Art by Ally Armstrong
Going into another COVID-19 meeting March 1, the Lausanne program participants were split on whether they were going home. Part of them figured it was just another check-in from the university about the virus — probably with no new information — but others were beginning to piece it together.
The Lausanne students guessed right; the program was suspended.
Over the next four days, students packed, reminisced and attended meetings designed to help students transition back to the United States and tips on how to study while working from home.
Sophomore Blake Farley, one of the Lausanne Resident Advisors (RA), said he saw his role change after receiving the news of the early return home.
“We were waiting on information from the university so often,” Farley said. “Our directors were transparent about that, [which] helped me to feel comfortable and ready to take as much time as I could to be around to help around the house. It gave so much more importance to our community as we were working to help everyone through the situation of leaving Switzerland.”
After leaving Lausanne, Farley said it took some time for his hometown of Searcy, Arkansas, to comprehend the gravity of the virus, even with abroad students coming home. While the United States struggled to understand, abroad students got it.
“I think, in terms of coronavirus, America has been more resistant only because it felt so far away,” Farley said. “For abroad students in Europe, it felt pretty close to home. There’s been some adjustment in the guessing game of ‘Will it affect California, will it affect America?’ which I think helped us as abroad students to be very intentional with our readjustment — because it wasn’t on the best circumstances, and it wasn’t the best end to our time abroad.”
Sophomore Alicia Yu echoed Farley’s sentiments and said arriving to her hometown of Sammamish, Washington, was much different than she pictured.
“At the time that we left Switzerland, they were a lot more proactive about preventative measures than the U.S.,” Yu said. “Which is really interesting because at the time that I left, [the virus] was way worse in Seattle than in Lausanne. That led me to believe that Lausanne was going to control things a lot better, but [now] Switzerland is in a way worse condition than my hometown.”

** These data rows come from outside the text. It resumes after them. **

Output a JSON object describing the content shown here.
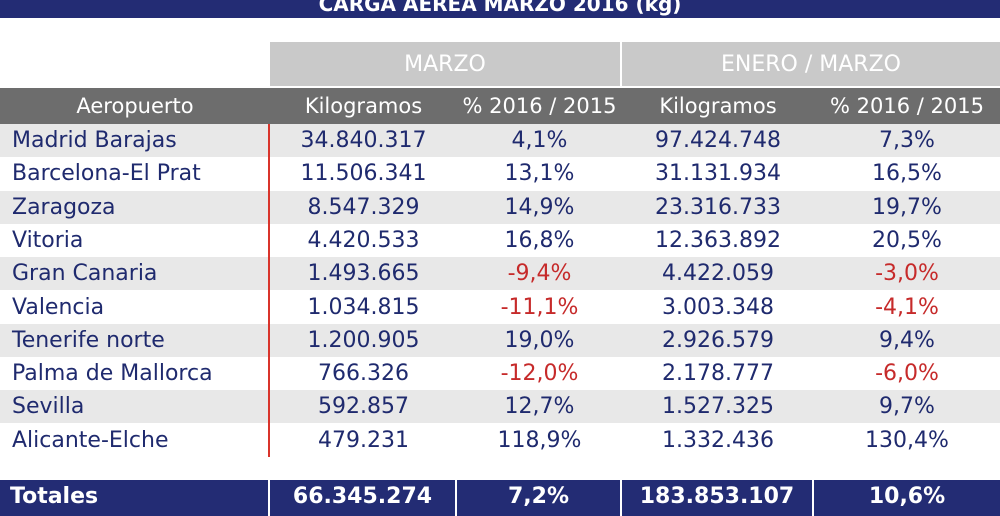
{
  "header": {
    "title": "CARGA AEREA MARZO 2016 (kg)"
  },
  "table": {
    "group_headers": [
      "MARZO",
      "ENERO / MARZO"
    ],
    "columns": [
      "Aeropuerto",
      "Kilogramos",
      "% 2016 / 2015",
      "Kilogramos",
      "% 2016 / 2015"
    ],
    "rows": [
      [
        "Madrid Barajas",
        "34.840.317",
        "4,1%",
        "97.424.748",
        "7,3%"
      ],
      [
        "Barcelona-El Prat",
        "11.506.341",
        "13,1%",
        "31.131.934",
        "16,5%"
      ],
      [
        "Zaragoza",
        "8.547.329",
        "14,9%",
        "23.316.733",
        "19,7%"
      ],
      [
        "Vitoria",
        "4.420.533",
        "16,8%",
        "12.363.892",
        "20,5%"
      ],
      [
        "Gran Canaria",
        "1.493.665",
        "-9,4%",
        "4.422.059",
        "-3,0%"
      ],
      [
        "Valencia",
        "1.034.815",
        "-11,1%",
        "3.003.348",
        "-4,1%"
      ],
      [
        "Tenerife norte",
        "1.200.905",
        "19,0%",
        "2.926.579",
        "9,4%"
      ],
      [
        "Palma de Mallorca",
        "766.326",
        "-12,0%",
        "2.178.777",
        "-6,0%"
      ],
      [
        "Sevilla",
        "592.857",
        "12,7%",
        "1.527.325",
        "9,7%"
      ],
      [
        "Alicante-Elche",
        "479.231",
        "118,9%",
        "1.332.436",
        "130,4%"
      ]
    ],
    "totals": [
      "Totales",
      "66.345.274",
      "7,2%",
      "183.853.107",
      "10,6%"
    ]
  }
}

Since returning home, Yu said she has spent her time watching TV and YouTube and trying to figure out her online classes.
“It’s been hard to focus because it just doesn’t feel like we’re going to school right now,” Yu said. “It’s very frustrating because I don’t remember that I have things due. I think there’s a lot of miscommunication, and that’s nobody’s fault because this is not something [our professors] have had to do before.”
The cohort has stayed in touch through Zoom and apps like GroupMe, Yu said, and students have begun sharing old photos and memories.
“It’s been difficult to be without my Lausanne family; I really miss all of them,” Farley said. “By the end of it, it’s so easy to see that you’re a family. Even with the ups and downs — I miss the ups and downs.”
Farley said he’s thankful for this “disappointing and humbling” experience of going abroad and the unique global perspective it gives him in the pandemic.
“[It’s] certainly disappointing,” Farley said. “I would be careful to talk about it as a grieving process, but there has been an element of grief to time we lost with our program family, with our faculty in person, with traveling and with each other. But we’ve been able to see that this is much bigger issue than Malibu or our homes or our host countries. Many other students at the university don’t have that perspective.”